И вот я уселся с Федей в его служебный газик и покатил в то самое Ёлино, распрекрасней которого, по словам Феди, ничего нигде не было, нет и не будет.
— Не деревенька, а клад. Одна природа чего стоит. Ёлки там до небес, земляника — с чайную чашку, грибы-рыжики — вот с это колесо! — хлопал Федя по рулевой баранке и ловко направлял газик по ухабистой пыльной дороге.
Направлял, опять расписывал:
— Речка тамошняя — вообще диво! Светлая, как стёклышко; тёплая-претёплая, как парное молоко; а берега у речки…
— Сладкие, кисельные! — подначивал я Федю, да он всё равно твердил:
— Не ехидничай. К хозяину я тебя поселю тоже к чудесному. К Тимофею Семёнычу Ухову. А попросту — к Тимоше… В общем, гляди вокруг лучше, и скоро всё увидишь сам.
Выбрались мы из города поздно. Пока проехали половину пути, вечерняя заря в небе отполыхала.
Стало очень быстро темнеть. И только пыльный просёлок среди овсяных полей смутно белел, да ярко светился над нами рожок месяца. Он всё бежал и бежал, не отставая от нас, и при его слабом сиянии было видать лишь, как мелькают лохматые кусты у дороги, да как проплывают назад сонные, похожие на острова перелески. А дальше — опять ночь, опять убегающие во тьму поля.
Но вот наш газик взлетел на пригорок, нырнул вниз, и совсем рядом блеснула речка. Над речкой зачернели ёлки. Из-под них проклюнулся один огонёк, второй огонёк, и Федя объявил:
— Приехали!
Не включая фар, он миновал какие-то сараи, поленницы и встал у тихого дома под самым окном.
Там шевельнулась тонкая занавеска, кто-то прибавил в керосиновой лампе огня, на траву упал тёплый свет.
В доме затопали, побежали. Хлопнула дверь на крыльце за глухим забором, в потёмках двора вдруг ласково заойкал, заторопился женский голос:
— Ой да это кто к нам приехал? Ой да это Феденька к нам приехал! Ой, погоди, Феденька, погоди, сейчас ворота отворю.
— Не открывай, тётя Маня, не надо. Я дальше тороплюсь, а к вам постояльца привёз. Тимоша где? Спит, что ли?

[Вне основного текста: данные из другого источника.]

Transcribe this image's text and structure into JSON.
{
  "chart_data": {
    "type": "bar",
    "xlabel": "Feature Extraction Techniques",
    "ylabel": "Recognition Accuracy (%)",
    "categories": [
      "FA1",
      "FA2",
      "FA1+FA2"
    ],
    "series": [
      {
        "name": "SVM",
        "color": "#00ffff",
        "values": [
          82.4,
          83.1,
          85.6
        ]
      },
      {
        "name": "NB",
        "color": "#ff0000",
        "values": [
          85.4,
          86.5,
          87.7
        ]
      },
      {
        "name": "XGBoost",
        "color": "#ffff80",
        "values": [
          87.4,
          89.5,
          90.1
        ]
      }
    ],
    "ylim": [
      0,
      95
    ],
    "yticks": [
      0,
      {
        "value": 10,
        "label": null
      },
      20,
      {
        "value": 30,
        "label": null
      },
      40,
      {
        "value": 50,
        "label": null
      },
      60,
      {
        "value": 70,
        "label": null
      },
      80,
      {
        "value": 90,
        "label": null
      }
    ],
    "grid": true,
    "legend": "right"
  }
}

На той стороне ворот забрякал деревянный засов, голос весело ответил:
— Что ты, Феденька! Разве позабыл, каков у нас Тимоша? Все добрые мужики об эту пору по домам сидят, а он, глядя на ночь, на своём тракторе в Калинкино укатил. Шефы попросили! У них какой-то трос лопнул, вот Тимоша за новым и укатил.
Тяжёлый засов упал на траву, женщина там, за воротами, засмеялась ещё ласковей:
— Нашего Тимошу и просить долго не надо. Ему лишь скажи, он тебе на луну скатает.
— На луну хоть кто скатает. Было бы на чём! — засмеялся Федя, вылез из кабины, и я тоже выбрался на вольный воздух.
Выбрался, смущённо спрятал за спину фотоаппарат и запереживал: вдруг тётя Маня без Тимоши-то на квартиру и не пустит?
А она уже гулко и широко распахнула створки ворот. Во тьме мелькнул её белый платок, и я тут же увидел, что она совсем молодая, хотя Федя и называет её тётей Маней.
Вышла она к нам легко, голос звонкий:
— Что за постоялец? Дай погляжу!
— Погляди, — слегка подтолкнул меня Федя в спину, — погляди. Это мой приятель.
Я сам шагнул к тёте Мане, да она вдруг так и охнула:
— Ну и видок!
Я смутился ещё больше. Видок у меня и вправду был не очень-то… Рубаха старая, мятая, рисунки на ней всё какие-то несерьёзные — кружочки да горошинки, кружочки да горошинки; брюки и те на коленях пузырями. А туфли настолько истрёпаны, что сквозь их тонкие подошвы я чувствовал, какая тут, на лужайке, мягкая трава.
«Эх, Федя! — подумал я с укоризной. — Надо было подсказать, что здешние хозяева принимают гостей по одёжке. Тогда бы я постарался, приехал во всём параде — при шляпе и даже при галстуке».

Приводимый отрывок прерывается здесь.